I am not sure if this article has any problem. If you found something wrong in this article. please let me know.

you have 2 csv data files and want to upsert as follows.

■Sampe Code No.1

df1 = spark.read.option("header","true").csv("data01.csv")
df2 = spark.read.option("header","true").csv("data02.csv")

df = df1.join(df2, ['Country','City'], 'left_anti')
df = df.unionAll(df2)

df.write.option("header","true").format("csv").save("output")

 

■Sample Code No.2
Another example(this code is sometimes work intensionally, But sometimes doesn’t work intensionally.
It depends on how many partitions the program execute)

df1 = spark.read.option("header","true").csv("data01.csv")
df2 = spark.read.option("header","true").csv("data02.csv")

df = df2.unionAll(df1)
df = df.dropDuplicates(['Country','City'])

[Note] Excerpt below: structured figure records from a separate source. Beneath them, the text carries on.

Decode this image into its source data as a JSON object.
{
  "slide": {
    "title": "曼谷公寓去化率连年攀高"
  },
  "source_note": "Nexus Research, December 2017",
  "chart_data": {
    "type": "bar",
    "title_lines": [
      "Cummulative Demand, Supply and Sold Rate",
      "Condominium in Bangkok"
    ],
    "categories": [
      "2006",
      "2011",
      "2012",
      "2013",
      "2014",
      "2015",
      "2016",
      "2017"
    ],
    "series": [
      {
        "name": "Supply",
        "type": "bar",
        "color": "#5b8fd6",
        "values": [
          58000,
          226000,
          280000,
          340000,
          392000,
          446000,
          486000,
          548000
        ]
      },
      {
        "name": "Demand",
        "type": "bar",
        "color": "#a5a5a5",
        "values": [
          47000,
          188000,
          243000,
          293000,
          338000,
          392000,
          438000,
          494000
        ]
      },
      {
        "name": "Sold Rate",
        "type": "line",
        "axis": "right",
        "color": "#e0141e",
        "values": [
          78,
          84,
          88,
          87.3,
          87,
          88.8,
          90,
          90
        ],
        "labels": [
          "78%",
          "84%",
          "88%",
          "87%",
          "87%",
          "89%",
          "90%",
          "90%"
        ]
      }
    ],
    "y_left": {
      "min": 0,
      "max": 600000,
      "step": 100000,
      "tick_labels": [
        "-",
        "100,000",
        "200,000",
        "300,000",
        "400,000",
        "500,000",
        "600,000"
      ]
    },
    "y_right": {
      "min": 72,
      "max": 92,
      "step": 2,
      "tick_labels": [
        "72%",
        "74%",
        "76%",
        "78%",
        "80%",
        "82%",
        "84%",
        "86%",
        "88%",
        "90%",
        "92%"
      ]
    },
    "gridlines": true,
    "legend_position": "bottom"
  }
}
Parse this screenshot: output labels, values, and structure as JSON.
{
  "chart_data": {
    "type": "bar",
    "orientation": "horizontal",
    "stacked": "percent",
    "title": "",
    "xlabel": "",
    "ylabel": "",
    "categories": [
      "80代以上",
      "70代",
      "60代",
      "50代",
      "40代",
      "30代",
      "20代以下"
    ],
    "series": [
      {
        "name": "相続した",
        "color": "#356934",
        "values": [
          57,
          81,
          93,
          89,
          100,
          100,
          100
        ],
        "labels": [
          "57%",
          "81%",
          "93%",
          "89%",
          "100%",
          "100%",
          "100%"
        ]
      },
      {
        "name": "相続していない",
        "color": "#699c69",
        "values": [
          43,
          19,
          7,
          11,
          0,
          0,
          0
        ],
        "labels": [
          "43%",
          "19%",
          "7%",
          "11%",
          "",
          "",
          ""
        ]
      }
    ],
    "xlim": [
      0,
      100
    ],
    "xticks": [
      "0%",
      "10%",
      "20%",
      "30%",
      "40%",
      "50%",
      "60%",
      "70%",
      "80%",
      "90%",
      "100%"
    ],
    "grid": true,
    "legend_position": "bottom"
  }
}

df.write.option("header","true").format("csv").save("output")

 

 

■Sample Code No.3
this code will probably work intensionally(sorry, no guarantee).

df1 = spark.read.option("header","true").csv("data01.csv")
df2 = spark.read.option("header","true").csv("data02.csv")

df = df2.unionAll(df1)
df = df.dropDuplicates(['Country','City'])

df=df.coalesce(1) 
df.write.option("header","true").format("csv").save("output")

 

■Difference between No2. and No.3 code is the following place.

I think Spark is “Lazy Evaluation”. So, When you call the folowing code.

df = df2.unionAll(df1)
df = df.dropDuplicates(['Country','City'])

Spark Dataframe doesn’t work actually yet.It works when the following code was executed.

df.write.option("header","true").format("csv").save("output")

So, I guess the Sample Code No.3  forced Dataframe work with 1 partition,and then, dropDuplicaets() work intentionally.